In Los Angeles Magazine, Chris Nichols recommends La Bamba: A Visual History, a collection of black-and-white photos snapped by street photographer Merrick Morton during the making of Luis Valdez’s 1987 Ritchie Valens biopic. Book of Dreams gathers more than ninety collages by Mark Rappaport, the filmmaker best known for Rock Hudson’s Home Movies (1992) and From the Journals of Jean Seberg (1995).

We should also mention two titles out now in languages other than English in the hope that we can look forward to translations. Radu Jude: La fin du cinéma peut attendre is a collection edited by Cyril Neyrat with contributions from Jude, João Pedro Rodrigues, and others, and a QR code on the back cover will take you to Sleep #2 (2024), Jude’s hour-long homage to Andy Warhol. Carlo Alberto Petruzzi’s Carmelo Bene a Cannes (1969–1973) focuses on the actor, poet, and filmmaker’s years at the festival, which led to wider recognition of his work throughout Europe.

Endnotes

Just before Sabzian went on its summer break, the journal posted Tillo Huygelen’s outstanding roundup of notes on new books by critics and scholars Jonathan Rosenbaum, Jules O’Dwyer, and Clara Rowland and filmmakers Heiny Srour, Philippe Grandrieux, and Sylvain George as well as new collections of writing by Pier Paolo Pasolini. Also featured here are studies of work by Jean-Luc Godard, François Truffaut, Guy Debord, Pedro Costa, Sarah Maldoror, Jean Epstein, and Andrei Tarkovsky—and a collection of interviews with John Carpenter.
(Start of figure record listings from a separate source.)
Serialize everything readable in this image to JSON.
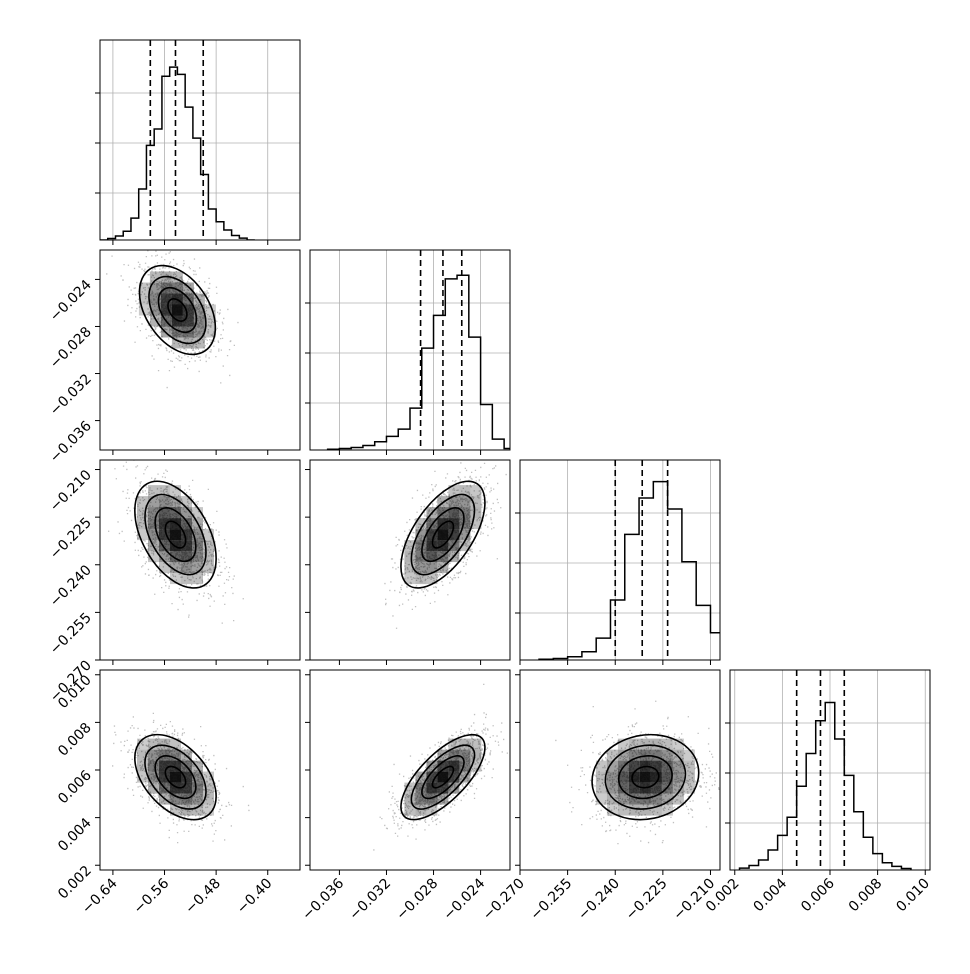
{
  "chart_data": {
    "type": "corner",
    "title": "",
    "parameters": [
      {
        "range": [
          -0.66,
          -0.35
        ],
        "ticks": [
          {
            "value": -0.64,
            "label": "−0.64"
          },
          {
            "value": -0.56,
            "label": "−0.56"
          },
          {
            "value": -0.48,
            "label": "−0.48"
          },
          {
            "value": -0.4,
            "label": "−0.40"
          }
        ],
        "histogram_bins": [
          [
            -0.66,
            0.0
          ],
          [
            -0.648,
            0.008
          ],
          [
            -0.636,
            0.022
          ],
          [
            -0.624,
            0.048
          ],
          [
            -0.612,
            0.12
          ],
          [
            -0.6,
            0.28
          ],
          [
            -0.588,
            0.52
          ],
          [
            -0.576,
            0.61
          ],
          [
            -0.564,
            0.9
          ],
          [
            -0.552,
            0.95
          ],
          [
            -0.54,
            0.91
          ],
          [
            -0.528,
            0.73
          ],
          [
            -0.516,
            0.56
          ],
          [
            -0.504,
            0.36
          ],
          [
            -0.492,
            0.17
          ],
          [
            -0.48,
            0.1
          ],
          [
            -0.468,
            0.055
          ],
          [
            -0.456,
            0.025
          ],
          [
            -0.444,
            0.01
          ],
          [
            -0.432,
            0.0
          ]
        ],
        "quantiles": [
          -0.582,
          -0.543,
          -0.5
        ]
      },
      {
        "range": [
          -0.0385,
          -0.0215
        ],
        "ticks": [
          {
            "value": -0.036,
            "label": "−0.036"
          },
          {
            "value": -0.032,
            "label": "−0.032"
          },
          {
            "value": -0.028,
            "label": "−0.028"
          },
          {
            "value": -0.024,
            "label": "−0.024"
          }
        ],
        "histogram_bins": [
          [
            -0.037,
            0.004
          ],
          [
            -0.036,
            0.008
          ],
          [
            -0.035,
            0.014
          ],
          [
            -0.034,
            0.025
          ],
          [
            -0.033,
            0.045
          ],
          [
            -0.032,
            0.075
          ],
          [
            -0.031,
            0.115
          ],
          [
            -0.03,
            0.23
          ],
          [
            -0.029,
            0.56
          ],
          [
            -0.028,
            0.74
          ],
          [
            -0.027,
            0.94
          ],
          [
            -0.026,
            0.96
          ],
          [
            -0.025,
            0.62
          ],
          [
            -0.024,
            0.25
          ],
          [
            -0.023,
            0.06
          ],
          [
            -0.022,
            0.008
          ]
        ],
        "quantiles": [
          -0.0291,
          -0.0272,
          -0.0256
        ]
      },
      {
        "range": [
          -0.27,
          -0.207
        ],
        "ticks": [
          {
            "value": -0.27,
            "label": "−0.270"
          },
          {
            "value": -0.255,
            "label": "−0.255"
          },
          {
            "value": -0.24,
            "label": "−0.240"
          },
          {
            "value": -0.225,
            "label": "−0.225"
          },
          {
            "value": -0.21,
            "label": "−0.210"
          }
        ],
        "histogram_bins": [
          [
            -0.264,
            0.004
          ],
          [
            -0.2595,
            0.008
          ],
          [
            -0.255,
            0.018
          ],
          [
            -0.2505,
            0.045
          ],
          [
            -0.246,
            0.12
          ],
          [
            -0.2415,
            0.33
          ],
          [
            -0.237,
            0.69
          ],
          [
            -0.2325,
            0.89
          ],
          [
            -0.228,
            0.98
          ],
          [
            -0.2235,
            0.83
          ],
          [
            -0.219,
            0.54
          ],
          [
            -0.2145,
            0.3
          ],
          [
            -0.21,
            0.15
          ],
          [
            -0.2055,
            0.06
          ]
        ],
        "quantiles": [
          -0.24,
          -0.2315,
          -0.2235
        ]
      },
      {
        "range": [
          0.0018,
          0.0102
        ],
        "ticks": [
          {
            "value": 0.002,
            "label": "0.002"
          },
          {
            "value": 0.004,
            "label": "0.004"
          },
          {
            "value": 0.006,
            "label": "0.006"
          },
          {
            "value": 0.008,
            "label": "0.008"
          },
          {
            "value": 0.01,
            "label": "0.010"
          }
        ],
        "histogram_bins": [
          [
            0.0022,
            0.01
          ],
          [
            0.0026,
            0.025
          ],
          [
            0.003,
            0.055
          ],
          [
            0.0034,
            0.11
          ],
          [
            0.0038,
            0.19
          ],
          [
            0.0042,
            0.29
          ],
          [
            0.0046,
            0.46
          ],
          [
            0.005,
            0.64
          ],
          [
            0.0054,
            0.82
          ],
          [
            0.0058,
            0.92
          ],
          [
            0.0062,
            0.72
          ],
          [
            0.0066,
            0.52
          ],
          [
            0.007,
            0.32
          ],
          [
            0.0074,
            0.18
          ],
          [
            0.0078,
            0.09
          ],
          [
            0.0082,
            0.04
          ],
          [
            0.0086,
            0.02
          ],
          [
            0.009,
            0.008
          ]
        ],
        "quantiles": [
          0.0046,
          0.0056,
          0.0066
        ]
      }
    ],
    "pairs": [
      {
        "x_param": 0,
        "y_param": 1,
        "center": [
          -0.54,
          -0.0266
        ],
        "sigma": [
          0.028,
          0.0018
        ],
        "correlation": -0.4
      },
      {
        "x_param": 0,
        "y_param": 2,
        "center": [
          -0.543,
          -0.2305
        ],
        "sigma": [
          0.03,
          0.008
        ],
        "correlation": -0.45
      },
      {
        "x_param": 1,
        "y_param": 2,
        "center": [
          -0.0272,
          -0.2305
        ],
        "sigma": [
          0.0017,
          0.008
        ],
        "correlation": 0.6
      },
      {
        "x_param": 0,
        "y_param": 3,
        "center": [
          -0.543,
          0.0057
        ],
        "sigma": [
          0.03,
          0.00085
        ],
        "correlation": -0.45
      },
      {
        "x_param": 1,
        "y_param": 3,
        "center": [
          -0.0272,
          0.0057
        ],
        "sigma": [
          0.0017,
          0.00085
        ],
        "correlation": 0.7
      },
      {
        "x_param": 2,
        "y_param": 3,
        "center": [
          -0.2305,
          0.0057
        ],
        "sigma": [
          0.008,
          0.00085
        ],
        "correlation": 0.1
      }
    ],
    "contour_levels_sigma": [
      0.5,
      1.0,
      1.5,
      2.0
    ],
    "grid": true,
    "colors": {
      "histogram": "#000000",
      "points": "#8c8c8c",
      "density": "#000000",
      "grid": "#b0b0b0"
    }
  }
}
Christopher Schobert’s latest roundup for the Film Stage includes notes on Matt Zoller Seitz’s book on Wes Anderson’s Asteroid City and Jason Bailey’s James Gandolfini biography.

Turning to podcasts—and speaking of Bailey—his and Mike Hull’s recent guests on Guide for the Film Fanatic include Grady Hendrix and Chris Poggiali, the coauthors of These Fists Break Bricks: How Kung Fu Movies Swept America and Changed the World, and Max Evry, whose A Masterpiece in Disarray is an oral history of David Lynch’s Dune (1984). And Writers on Film host John Bleasdale talks with D. Harlan Wilson about Strangelove Country, a study of Stanley Kubrick’s Dr. Strangelove (1964), 2001: A Space Odyssey (1968), and A Clockwork Orange (1971) as well as Kubrick’s collaboration with Steven Spielberg on A.I. Artificial Intelligence (2001).